The blood cancer can be simulating in the lab only by simultaneously infecting white blood cells; with two viruses typically found in the tumors. The successful creation of stable, cancer like cells in the lab opens up opportunities for understanding the progression of this and related cancers and, perhaps, developing treatments. Primary effusion lymphoma, PEL, is a rare blood cancer that primarily affects those with compromised immune systems, such as people infected with HIV.
The cancerous B cells that make up PEL nearly always harbor two viruses, Epstein-Barr Virus, or EBV, and Kaposi’s sarcoma associated herpesvirus, or KSHV; which are both known to induce other types of cancer. Previous research has largely failed to stably infect B cells with both viruses in the lab, the key to developing a productive model of the cancer for further research. When healthy B cells are exposed to both viruses within a day of one another, a small fraction of the cells remains infected for months.

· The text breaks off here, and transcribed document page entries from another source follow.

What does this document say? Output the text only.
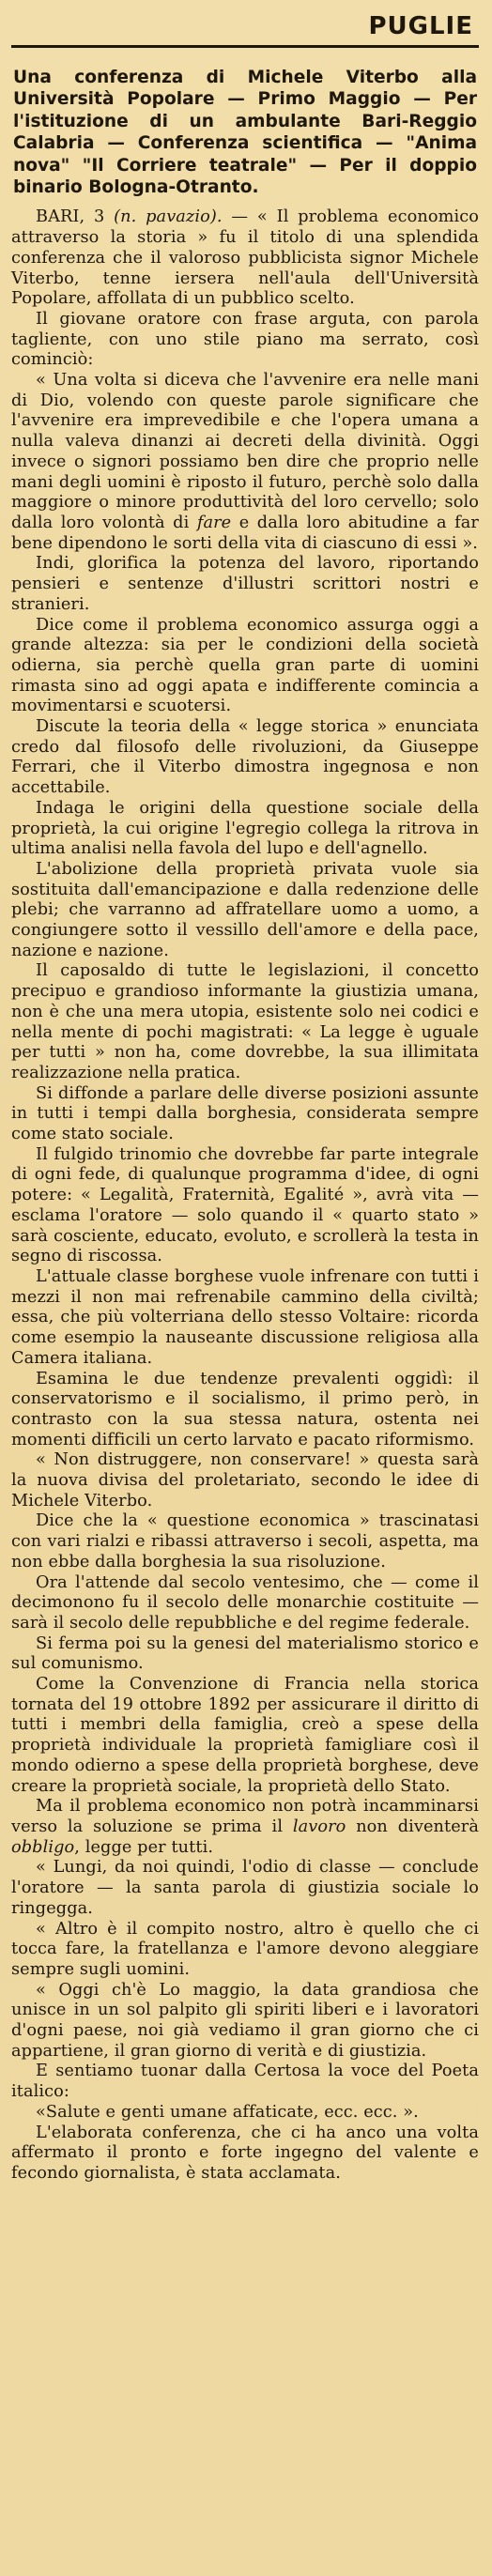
PUGLIE
Una conferenza di Michele Viterbo alla Università Popolare — Primo Maggio — Per l'istituzione di un ambulante Bari-Reggio Calabria — Conferenza scientifica — "Anima nova" "Il Corriere teatrale" — Per il doppio binario Bologna-Otranto.

BARI, 3 (n. pavazio). — « Il problema economico attraverso la storia » fu il titolo di una splendida conferenza che il valoroso pubblicista signor Michele Viterbo, tenne iersera nell'aula dell'Università Popolare, affollata di un pubblico scelto.

Il giovane oratore con frase arguta, con parola tagliente, con uno stile piano ma serrato, così cominciò:

« Una volta si diceva che l'avvenire era nelle mani di Dio, volendo con queste parole significare che l'avvenire era imprevedibile e che l'opera umana a nulla valeva dinanzi ai decreti della divinità. Oggi invece o signori possiamo ben dire che proprio nelle mani degli uomini è riposto il futuro, perchè solo dalla maggiore o minore produttività del loro cervello; solo dalla loro volontà di fare e dalla loro abitudine a far bene dipendono le sorti della vita di ciascuno di essi ».

Indi, glorifica la potenza del lavoro, riportando pensieri e sentenze d'illustri scrittori nostri e stranieri.

Dice come il problema economico assurga oggi a grande altezza: sia per le condizioni della società odierna, sia perchè quella gran parte di uomini rimasta sino ad oggi apata e indifferente comincia a movimentarsi e scuotersi.

Discute la teoria della « legge storica » enunciata credo dal filosofo delle rivoluzioni, da Giuseppe Ferrari, che il Viterbo dimostra ingegnosa e non accettabile.

Indaga le origini della questione sociale della proprietà, la cui origine l'egregio collega la ritrova in ultima analisi nella favola del lupo e dell'agnello.

L'abolizione della proprietà privata vuole sia sostituita dall'emancipazione e dalla redenzione delle plebi; che varranno ad affratellare uomo a uomo, a congiungere sotto il vessillo dell'amore e della pace, nazione e nazione.

Il caposaldo di tutte le legislazioni, il concetto precipuo e grandioso informante la giustizia umana, non è che una mera utopia, esistente solo nei codici e nella mente di pochi magistrati: « La legge è uguale per tutti » non ha, come dovrebbe, la sua illimitata realizzazione nella pratica.

Si diffonde a parlare delle diverse posizioni assunte in tutti i tempi dalla borghesia, considerata sempre come stato sociale.

Il fulgido trinomio che dovrebbe far parte integrale di ogni fede, di qualunque programma d'idee, di ogni potere: « Legalità, Fraternità, Egalité », avrà vita — esclama l'oratore — solo quando il « quarto stato » sarà cosciente, educato, evoluto, e scrollerà la testa in segno di riscossa.

L'attuale classe borghese vuole infrenare con tutti i mezzi il non mai refrenabile cammino della civiltà; essa, che più volterriana dello stesso Voltaire: ricorda come esempio la nauseante discussione religiosa alla Camera italiana.

Esamina le due tendenze prevalenti oggidì: il conservatorismo e il socialismo, il primo però, in contrasto con la sua stessa natura, ostenta nei momenti difficili un certo larvato e pacato riformismo.

« Non distruggere, non conservare! » questa sarà la nuova divisa del proletariato, secondo le idee di Michele Viterbo.

Dice che la « questione economica » trascinatasi con vari rialzi e ribassi attraverso i secoli, aspetta, ma non ebbe dalla borghesia la sua risoluzione.

Ora l'attende dal secolo ventesimo, che — come il decimonono fu il secolo delle monarchie costituite — sarà il secolo delle repubbliche e del regime federale.

Si ferma poi su la genesi del materialismo storico e sul comunismo.

Come la Convenzione di Francia nella storica tornata del 19 ottobre 1892 per assicurare il diritto di tutti i membri della famiglia, creò a spese della proprietà individuale la proprietà famigliare così il mondo odierno a spese della proprietà borghese, deve creare la proprietà sociale, la proprietà dello Stato.

Ma il problema economico non potrà incamminarsi verso la soluzione se prima il lavoro non diventerà obbligo, legge per tutti.

« Lungi, da noi quindi, l'odio di classe — conclude l'oratore — la santa parola di giustizia sociale lo ringegga.

« Altro è il compito nostro, altro è quello che ci tocca fare, la fratellanza e l'amore devono aleggiare sempre sugli uomini.

« Oggi ch'è Lo maggio, la data grandiosa che unisce in un sol palpito gli spiriti liberi e i lavoratori d'ogni paese, noi già vediamo il gran giorno che ci appartiene, il gran giorno di verità e di giustizia.

E sentiamo tuonar dalla Certosa la voce del Poeta italico:

«Salute e genti umane affaticate, ecc. ecc. ».

L'elaborata conferenza, che ci ha anco una volta affermato il pronto e forte ingegno del valente e fecondo giornalista, è stata acclamata.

White blood cells with herpesvirus
The researchers discovered a rare population of EBV and KSHV infected cells that outcompeted other cells in the lab; behaving much like cells from PEL tumors. This population of quickly growing cells will help researchers untangle how this rare cancer forms in the body; and how viruses can trigger cells to grow uncontrollably.
Lymphoma possibly arise from infection of two tumor viruses; and what are those two viruses contributing a member of the McArdle Laboratory for Cancer Research at the UW-Madison School of Medicine and Public Health. PEL-like behavior in B cells by infecting them with KSHV, the principal marker of the cancer. But those infections failed. Cells would slough off KSHV after days or weeks and did not continue to grow.
Fraction of B cells
Because EBV infection also strongly activates B cells, Faure and Sugden reasoned the virus might promote infection by KSHV. So Faure introduced both viruses to the cells, staggering infection by one or more days. EBV greatly increasing the fraction of B cells that were infecting with KSHV; although it was still limiting to about 2% of the original population.
Most importantly, EBV allowed the cells to grow and maintain the KSHV virus stably for months. Faure found that KSHV infection was most successful; when cells were infecting with EBV one day before being exposing to KSHV. That narrow window for success is likely one reason that dual infection; and subsequent development into PEL is rare in people. That community resource will drive a better understanding of how these viruses manipulate cells to form a lethal cancer.